None of this made me happy, most especially my friends duping me and putting me in danger of being arrested for a felony I had no knowledge of, but also me being such an idiot. Heck, I actually paid Heather to do it. But there was nothing I could do about it except feel relief it was over.
The other part of my day was spent calling the boutique owners that were in the areas the police suspected the drugs were shipped to and, luckily, Bodhi was right. None of them were the wiser. They had no idea and Sherriff Joe advised me not to tell them.

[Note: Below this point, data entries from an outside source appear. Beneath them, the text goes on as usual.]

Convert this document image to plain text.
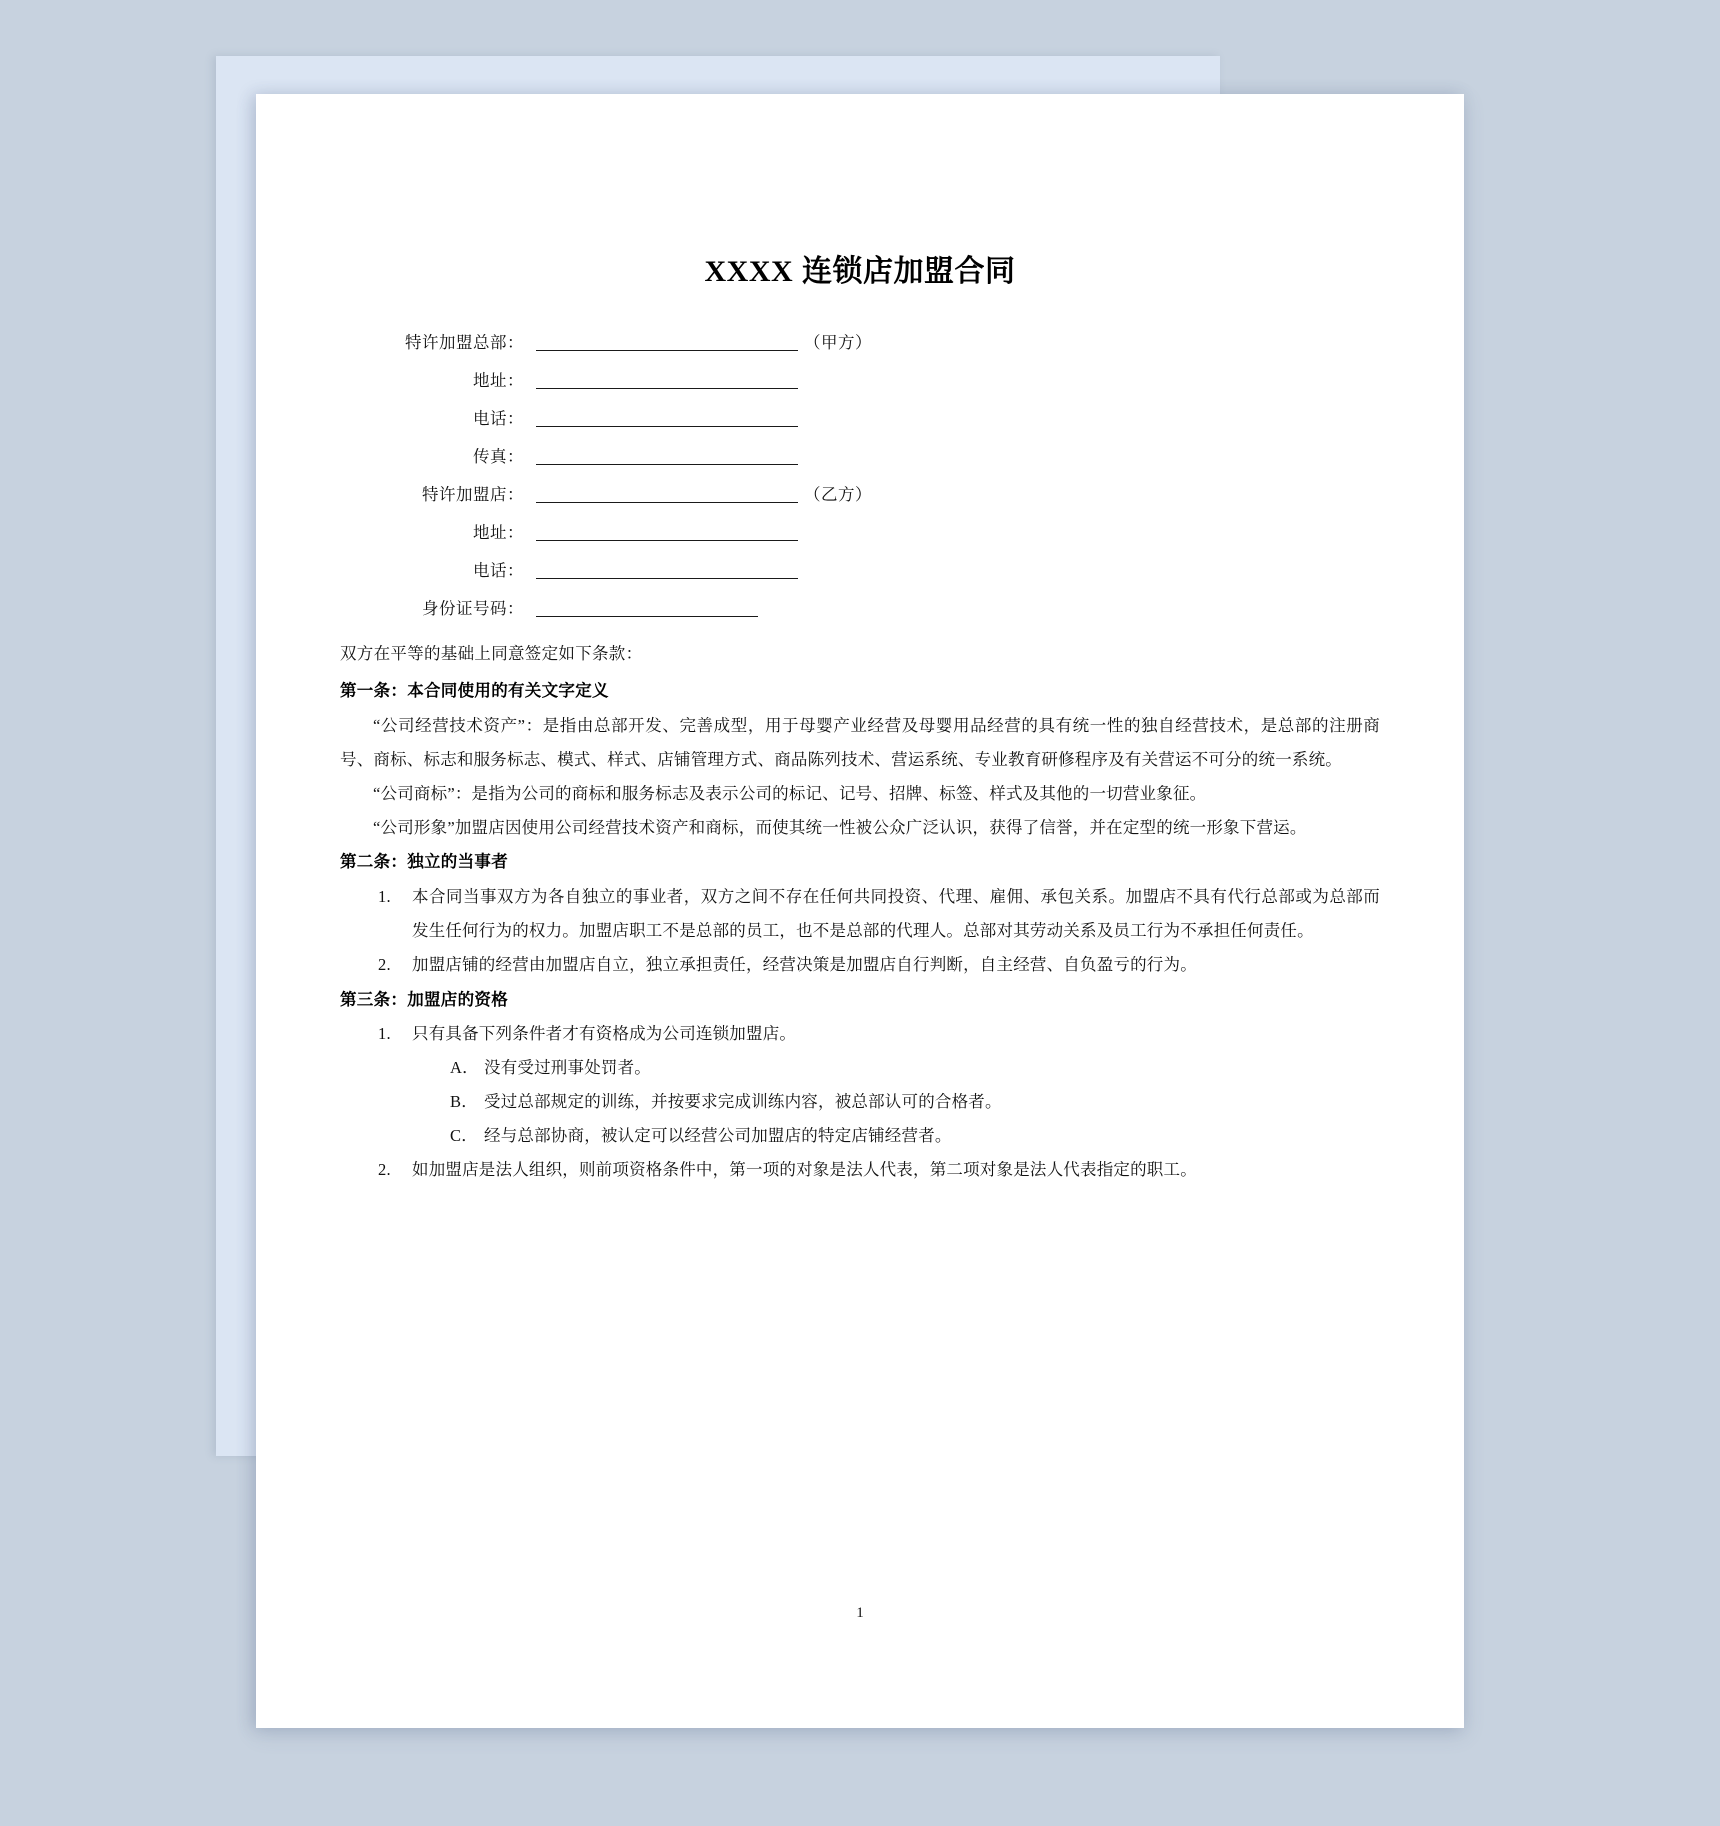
XXXX 连锁店加盟合同
特许加盟总部：	（甲方）
地址：
电话：
传真：
特许加盟店：	（乙方）
地址：
电话：
身份证号码：

双方在平等的基础上同意签定如下条款：

第一条：本合同使用的有关文字定义

“公司经营技术资产”：是指由总部开发、完善成型，用于母婴产业经营及母婴用品经营的具有统一性的独自经营技术，是总部的注册商号、商标、标志和服务标志、模式、样式、店铺管理方式、商品陈列技术、营运系统、专业教育研修程序及有关营运不可分的统一系统。

“公司商标”：是指为公司的商标和服务标志及表示公司的标记、记号、招牌、标签、样式及其他的一切营业象征。

“公司形象”加盟店因使用公司经营技术资产和商标，而使其统一性被公众广泛认识，获得了信誉，并在定型的统一形象下营运。

第二条：独立的当事者
1.	本合同当事双方为各自独立的事业者，双方之间不存在任何共同投资、代理、雇佣、承包关系。加盟店不具有代行总部或为总部而发生任何行为的权力。加盟店职工不是总部的员工，也不是总部的代理人。总部对其劳动关系及员工行为不承担任何责任。
2.	加盟店铺的经营由加盟店自立，独立承担责任，经营决策是加盟店自行判断，自主经营、自负盈亏的行为。
第三条：加盟店的资格
1.	只有具备下列条件者才有资格成为公司连锁加盟店。
A． 没有受过刑事处罚者。
B． 受过总部规定的训练，并按要求完成训练内容，被总部认可的合格者。
C． 经与总部协商，被认定可以经营公司加盟店的特定店铺经营者。
2.	如加盟店是法人组织，则前项资格条件中，第一项的对象是法人代表，第二项对象是法人代表指定的职工。
1
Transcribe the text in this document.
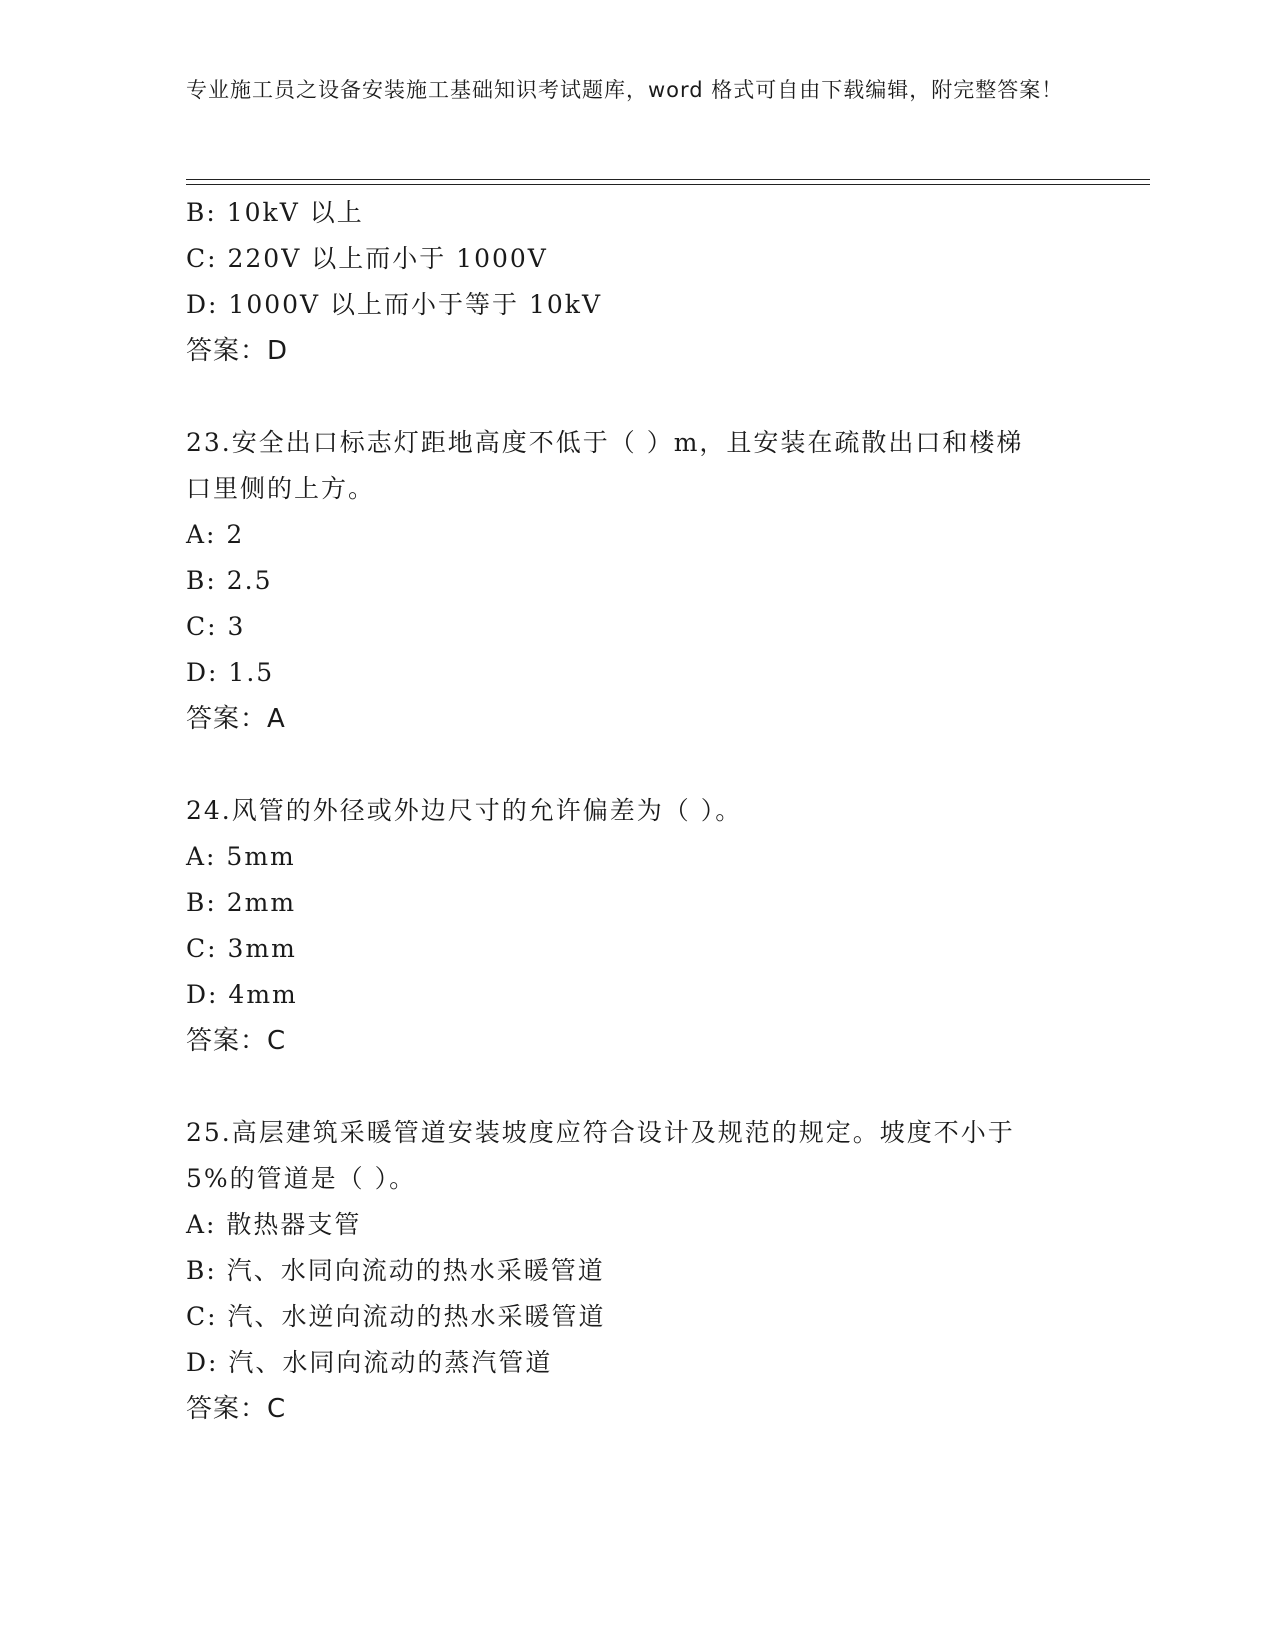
专业施工员之设备安装施工基础知识考试题库，word 格式可自由下载编辑，附完整答案！
B: 10kV 以上
C: 220V 以上而小于 1000V
D: 1000V 以上而小于等于 10kV
答案：D
23.安全出口标志灯距地高度不低于（ ）m，且安装在疏散出口和楼梯
口里侧的上方。
A: 2
B: 2.5
C: 3
D: 1.5
答案：A
24.风管的外径或外边尺寸的允许偏差为（ ）。
A: 5mm
B: 2mm
C: 3mm
D: 4mm
答案：C
25.高层建筑采暖管道安装坡度应符合设计及规范的规定。坡度不小于
5%的管道是（ ）。
A: 散热器支管
B: 汽、水同向流动的热水采暖管道
C: 汽、水逆向流动的热水采暖管道
D: 汽、水同向流动的蒸汽管道
答案：C
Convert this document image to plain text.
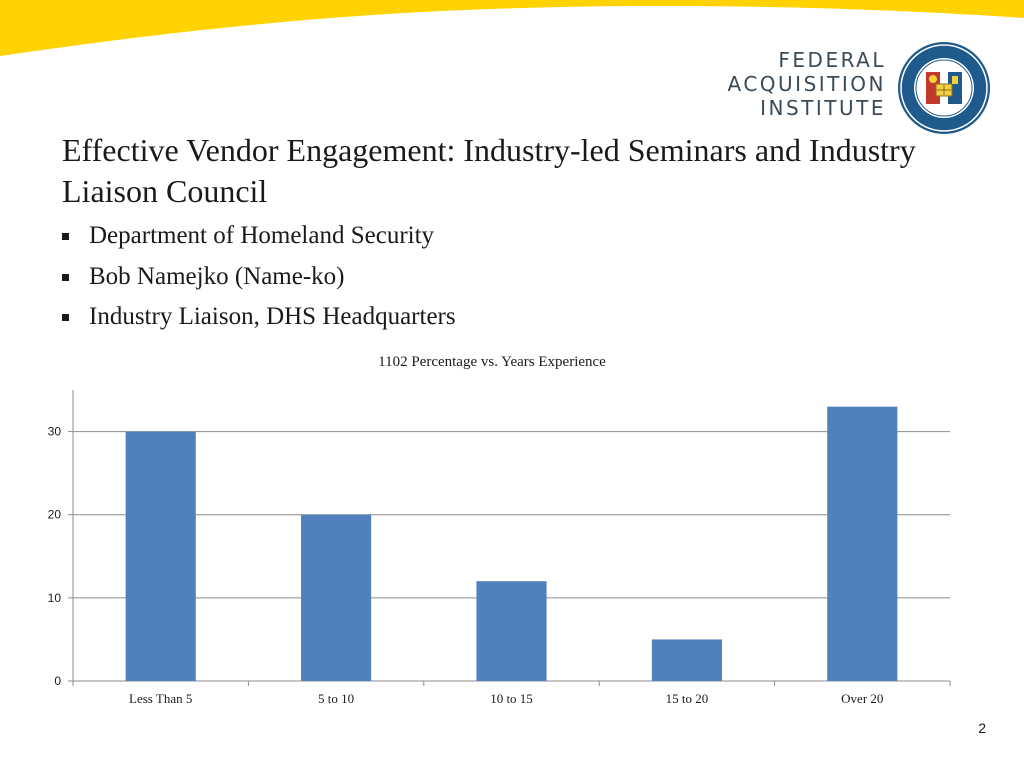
FEDERAL
ACQUISITION
INSTITUTE
Effective Vendor Engagement: Industry-led Seminars and Industry Liaison Council
Department of Homeland Security
Bob Namejko (Name-ko)
Industry Liaison, DHS Headquarters
1102 Percentage vs. Years Experience
0
10
20
30
Less Than 5	5 to 10	10 to 15	15 to 20	Over 20
2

“What’s done is done and unless they read the Willow Chronicle, they’ll never know and don’t need to know.”
I decided to take him up on his advice.
For some reason, Bodhi had used his one phone call to call me, and when I picked up he said, “Banana.” Banana was his what I once thought was sweet, now I thought was unoriginal and grating, nickname for me. “Please don’t hang up. Heather and I wanna ex—”
I’d hung up.
I also told Raiden about this call.
He seemed less happy about it than I was.
“Any more attempts at contact, honey, you disconnect and call me immediately. I’ll shut that shit down,” he’d ordered and the way he did, in his rough and commanding voice edged with more than a hint of anger, I just nodded.
Close to the end of the meal, Raiden had asked, “How’s Miss Mildred about all this shit?”